Очнулась Евдокия ото сна, а уже заря занимается, и воздух тихий, прозрачный, словно никакого бурана и не было.
— Ваня, вставай скорей, беги к председателю, проси лошадь, надо в Досанг спешить.
Ивану объяснять не надо, одна заковыка есть: председатель вообще никогда, с тех пор, как он из плена вернулся, не давал ему лошадь, да и вообще был с ним строг. До войны-то Иван был в колхозе на виду, первый голос на селе, что тот Шаляпин, а сейчас притих, обособился. Мало ли что там, в плену, было? Может, он враг народа какой или изменщик тайный?.. Это потом, в пятьдесят седьмом году, Ивана вдруг вызовут в райвоенкомат повесткой и военком, контуженый майор с обожженным лицом, вручит ему справку о полной реабилитации да в придачу две медали: ценнейшую «За отвагу» и обязательную для всех участников войны «За победу над Германией». И выйдет Иван оттуда другим человеком. Родина помнит, Родина знает, а пока ты есть тот, кто есть сейчас. Тем более, что Евдокия младшую свою, Тамарку, в колхозные ясли в сорок втором водила, но до сих пор с колхозом не рассчиталась. Так какая вам лошадь при таких раскладах?
Но председатель не был ни гадом, ни жлобом, просто должность у него такая. Все понял с полуслова, лошадь моментально дал, а запрячь в сани — дело секундное. Председателя вообще-то уважали. Не то, что депутата — был в Петропавловке и депутат. Бывало, идет он по селу, а босоногие сорванцы бегут за ним в отдалении (ближе — боязно), поднимают горячую пыль столбом, дразнятся: «Депутат, депутат, ходит — яйца висят!».
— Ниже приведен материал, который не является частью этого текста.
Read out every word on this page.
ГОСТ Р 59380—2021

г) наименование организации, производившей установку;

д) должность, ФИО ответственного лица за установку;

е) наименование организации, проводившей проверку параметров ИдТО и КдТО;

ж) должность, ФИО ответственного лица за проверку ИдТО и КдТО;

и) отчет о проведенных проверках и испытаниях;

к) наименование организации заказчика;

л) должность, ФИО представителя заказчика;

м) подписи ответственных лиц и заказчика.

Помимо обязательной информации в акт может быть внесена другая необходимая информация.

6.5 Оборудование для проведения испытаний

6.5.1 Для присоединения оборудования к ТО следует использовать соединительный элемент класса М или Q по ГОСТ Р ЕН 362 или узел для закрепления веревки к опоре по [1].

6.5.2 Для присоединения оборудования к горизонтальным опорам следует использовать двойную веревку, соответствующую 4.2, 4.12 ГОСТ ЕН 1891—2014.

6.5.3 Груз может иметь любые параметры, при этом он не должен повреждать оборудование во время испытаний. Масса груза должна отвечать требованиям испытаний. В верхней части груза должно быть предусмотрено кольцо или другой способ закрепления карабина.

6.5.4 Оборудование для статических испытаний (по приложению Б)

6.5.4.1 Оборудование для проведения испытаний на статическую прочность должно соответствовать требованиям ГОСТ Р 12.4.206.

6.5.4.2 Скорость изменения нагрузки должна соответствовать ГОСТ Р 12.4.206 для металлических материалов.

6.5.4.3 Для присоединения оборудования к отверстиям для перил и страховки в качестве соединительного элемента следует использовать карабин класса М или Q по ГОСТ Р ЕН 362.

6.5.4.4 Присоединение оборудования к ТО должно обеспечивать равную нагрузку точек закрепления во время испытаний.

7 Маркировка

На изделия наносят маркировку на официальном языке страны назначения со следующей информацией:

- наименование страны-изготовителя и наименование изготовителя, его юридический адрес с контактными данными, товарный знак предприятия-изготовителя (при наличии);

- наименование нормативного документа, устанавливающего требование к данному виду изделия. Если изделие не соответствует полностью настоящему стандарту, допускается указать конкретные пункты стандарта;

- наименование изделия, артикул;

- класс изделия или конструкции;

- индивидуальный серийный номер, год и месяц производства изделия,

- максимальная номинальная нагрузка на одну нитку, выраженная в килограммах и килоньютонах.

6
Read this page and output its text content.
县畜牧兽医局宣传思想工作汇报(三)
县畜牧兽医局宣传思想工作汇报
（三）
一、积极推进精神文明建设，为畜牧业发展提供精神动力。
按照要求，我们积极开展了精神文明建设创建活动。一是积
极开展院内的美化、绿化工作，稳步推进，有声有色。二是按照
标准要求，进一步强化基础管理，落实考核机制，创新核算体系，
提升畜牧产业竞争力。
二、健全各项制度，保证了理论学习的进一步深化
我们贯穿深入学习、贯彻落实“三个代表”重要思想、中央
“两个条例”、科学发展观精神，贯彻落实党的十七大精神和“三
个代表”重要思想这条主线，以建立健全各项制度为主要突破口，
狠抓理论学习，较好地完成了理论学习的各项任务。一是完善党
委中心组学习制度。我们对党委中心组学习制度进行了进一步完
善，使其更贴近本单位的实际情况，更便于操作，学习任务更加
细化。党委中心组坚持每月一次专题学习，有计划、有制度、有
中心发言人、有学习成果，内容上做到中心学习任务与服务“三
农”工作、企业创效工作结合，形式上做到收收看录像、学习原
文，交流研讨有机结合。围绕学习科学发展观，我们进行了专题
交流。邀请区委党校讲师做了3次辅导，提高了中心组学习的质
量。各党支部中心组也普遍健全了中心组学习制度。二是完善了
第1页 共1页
Рассупонившись, не чуя мороза, гнал Иван изо всех сил кобылу по снежной целине. Подлетел к тестеву дому, бросил поводья кое-как и бегом, забыв про раненую ногу, в хату. Со свету не видя толком, снес пару табуретов и сразу — к печке. А на ней кокон в одеялах лежит, и лицо на него бледное смотрит… Сынок! Упал старый солдат на колени и зарыдал в голос…
Витька был совсем плох, так что речи о том, чтоб везти его, и быть не могло. Вернулся Иван в Петропавловку, председателю на радостях поставил бутылку магазинной водки. Тот не побрезговал, добрая душа, взял. Витьку гусиным жиром оттирали, горячим молоком с содой отпаивали. Кто-то из соседей принес баночку, а в ней на два пальца мёда засахаренного — угощение невиданное, лекарство редкостное. Через это все он и начал поправляться.
Спустя три недели приехал за ним отец (председатель, на удивление, снова лошадь дал без разговоров). Дома мать на радостях ревет белугою, сестры, Нинка да Тамарка, — тоже. Вот бабы дурные, все бы им мокроту разводить… Счастливо же сложилось!
Виктор Иванович спустя 70 лет с того случая жив-здоров. Мощный старик, любитель витиеватых тостов и споров «за политику», он, как и сестра его, Тамара Ивановна, не любит вспоминать ту далекую зиму. И только ноющие к перемене погоды руки и ноги не дают забыть свое второе рождение, совпавшее с Рождеством.